During the past two years, for example, the cost to classify one billion images has fallen from
$10,000 to just $0.03, as shown below.[3] " - https://ark-invest.com/articles/analyst-research/ai-training…
- This means that Upstart( and the competition) can iterate much quicker at a far lower cost
than before. This should accelerate their model performance improvements, while reducing costs - AI performance should scale well with more compute power + more data
- The more data the AI gets the better it tends to do, given it has the compute to match with
that. - Andrew NG - “AI is the new electricity” https://youtu.be/21EiKfQYZXc - Upstart model performance will likely get better the more data they get.
Phase 2: how will Upstart defend it’s model superiority vs. AI competitors over time?

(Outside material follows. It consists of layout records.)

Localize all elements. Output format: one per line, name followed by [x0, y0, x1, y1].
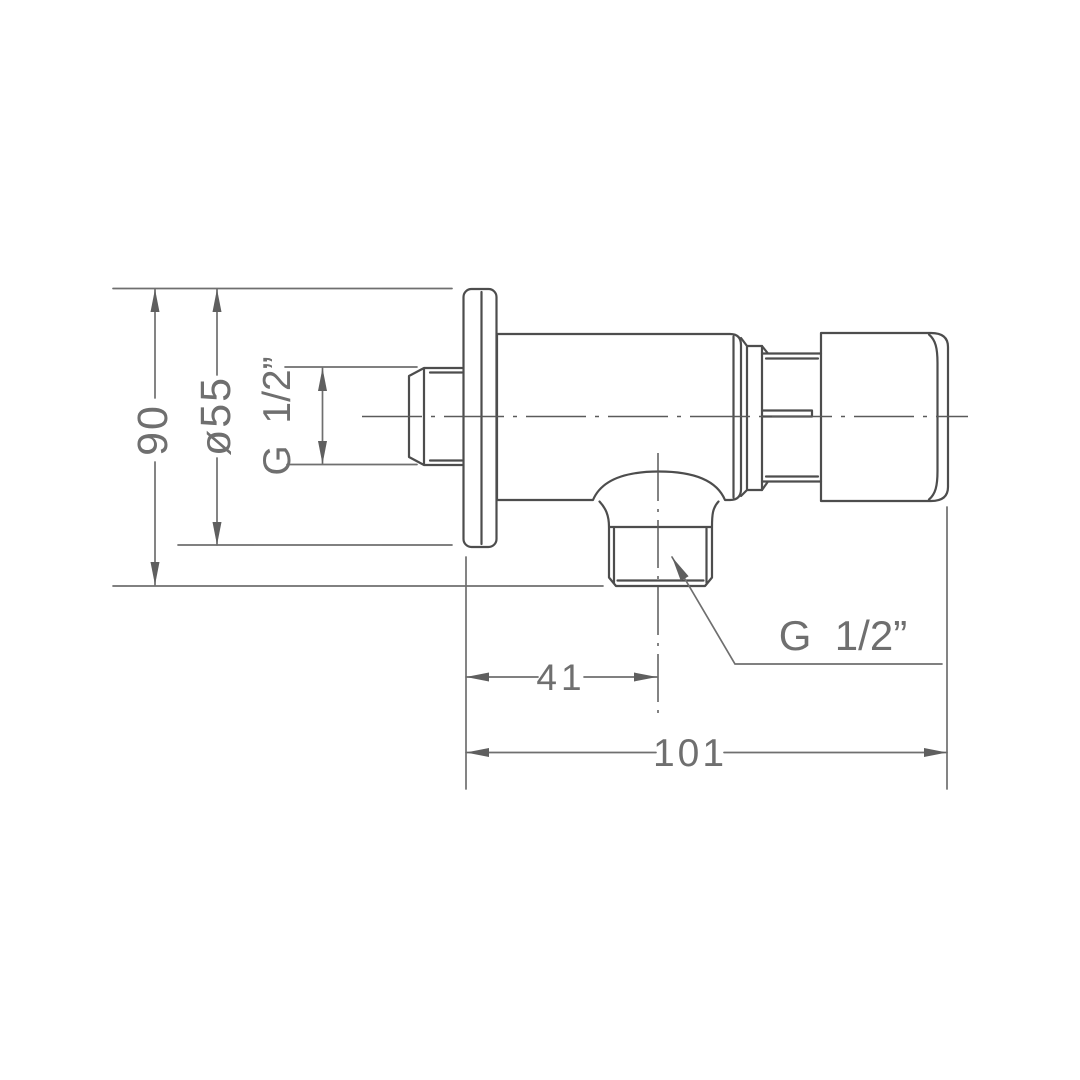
bonnet-stem-lines [762, 411, 812, 417]
dim-flange-diameter-label: ø55 [192, 376, 240, 456]
arrow-length-right [924, 748, 947, 757]
arrow-inlet-bottom [318, 441, 327, 464]
arrow-height-top [151, 289, 160, 312]
outlet-thread-outline [609, 527, 712, 586]
dim-inlet-thread-label: G 1/2” [256, 356, 299, 475]
technical-drawing-canvas: 90 ø55 G 1/2” 41 101 G 1/2” [0, 0, 1080, 1080]
arrow-flange-top [213, 289, 222, 312]
bonnet-neck-outline [762, 346, 821, 490]
arrow-offset-left [466, 673, 489, 682]
flange-outline [464, 289, 497, 547]
outlet-fillets [600, 502, 719, 528]
arrow-height-bottom [151, 562, 160, 585]
dim-overall-length-label: 101 [653, 732, 727, 775]
dim-outlet-offset-label: 41 [536, 657, 585, 698]
arrow-offset-right [634, 673, 657, 682]
dim-outlet-thread-label: G 1/2” [779, 612, 907, 659]
dim-overall-height-label: 90 [129, 404, 177, 456]
outlet-thread-detail [614, 529, 707, 583]
arrow-flange-bottom [213, 522, 222, 545]
arrow-length-left [466, 748, 489, 757]
arrow-outlet-leader [672, 557, 689, 581]
arrow-inlet-top [318, 368, 327, 391]
valve-dimension-drawing: 90 ø55 G 1/2” 41 101 G 1/2” [0, 0, 1080, 1080]
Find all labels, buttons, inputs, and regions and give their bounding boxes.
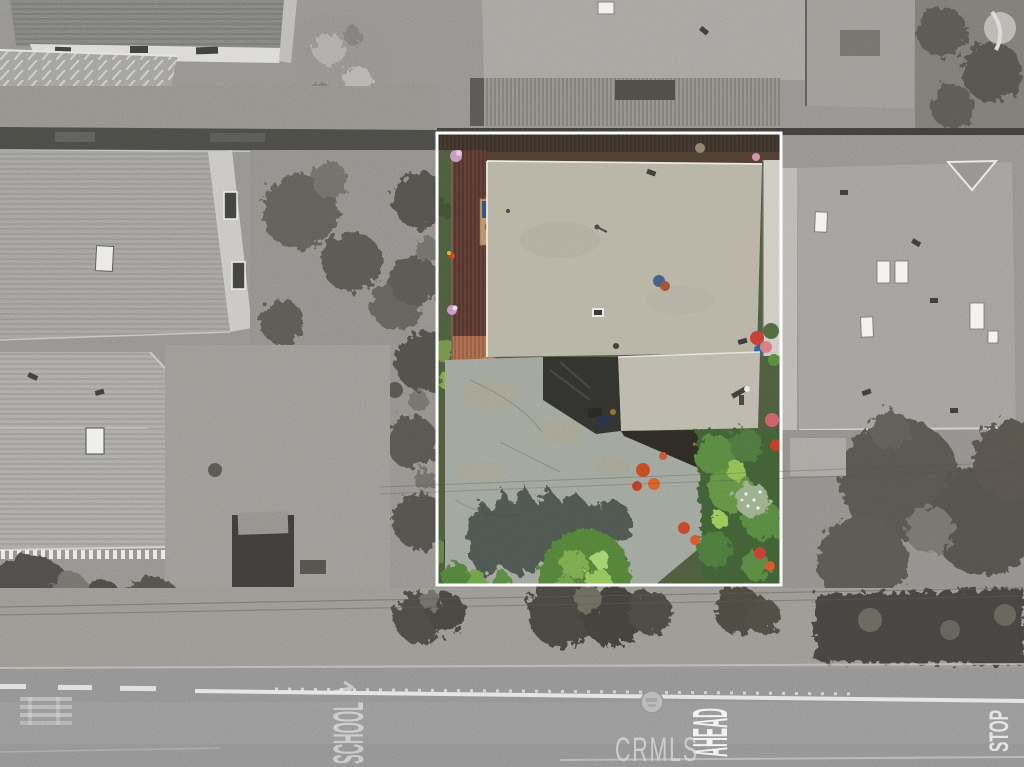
- aerial-photo-canvas: SCHOOL AHEAD STOP CRMLS: [0, 0, 1024, 767]
- aerial-photo: SCHOOL AHEAD STOP CRMLS: [0, 0, 1024, 767]
- grain-overlay: [0, 0, 1024, 767]
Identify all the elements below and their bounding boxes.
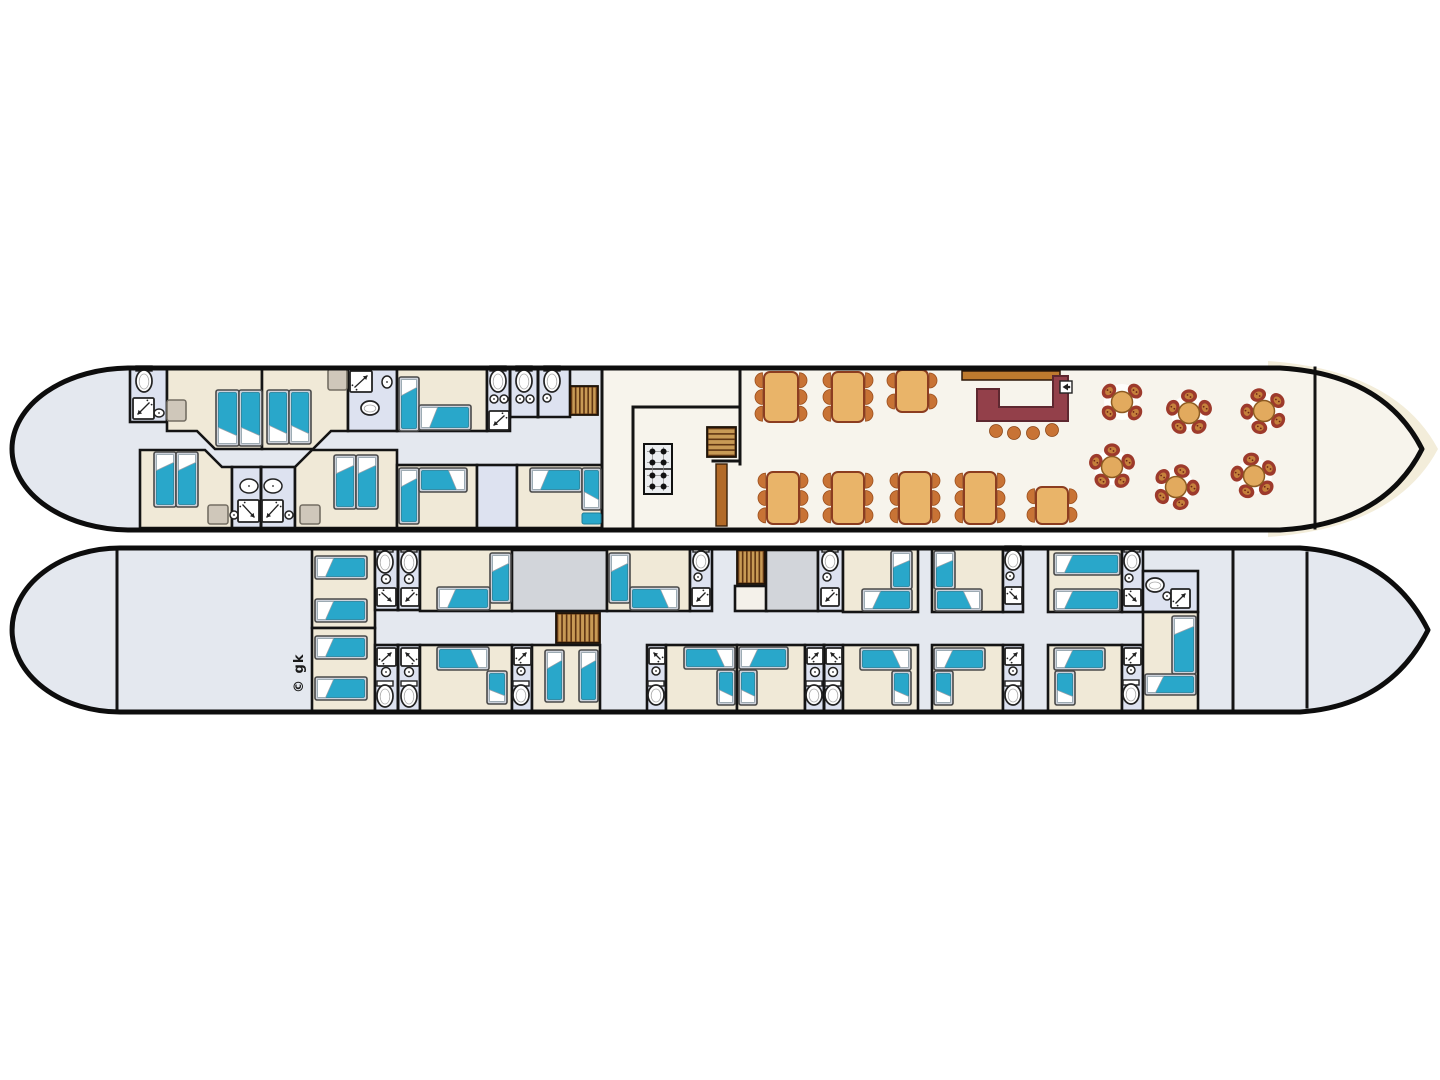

- Maybe a positive network effect?
- Each bank partner that Upstart adds loan origination volume to Upstart’s network which makes
Upstart’s credit models better ( more data ) which increases the value of Upstart’s network
which makes even more bank partners join. - Additionally, there is little incentive for a bank to leave Upstart’s network unless the
competition makes an exceptionally good AI model. There would be a switching cost in terms of
degraded performance to going to a competitors solution. - More importantly: This network effect is reversed for upstart’s competitions
- The better Upstart’s models become → the more bank partners leave to join upstart’s
platform → The less data the competition’s models have → The less improvements they
are able to make → The more banks go to Upstart ( better loans) → The better
Upstart’s models become. - A death spiral for the competition
- Buying out the competition
- Upstart has the capital to buy out early stage competition
- Regulators will probably not like this.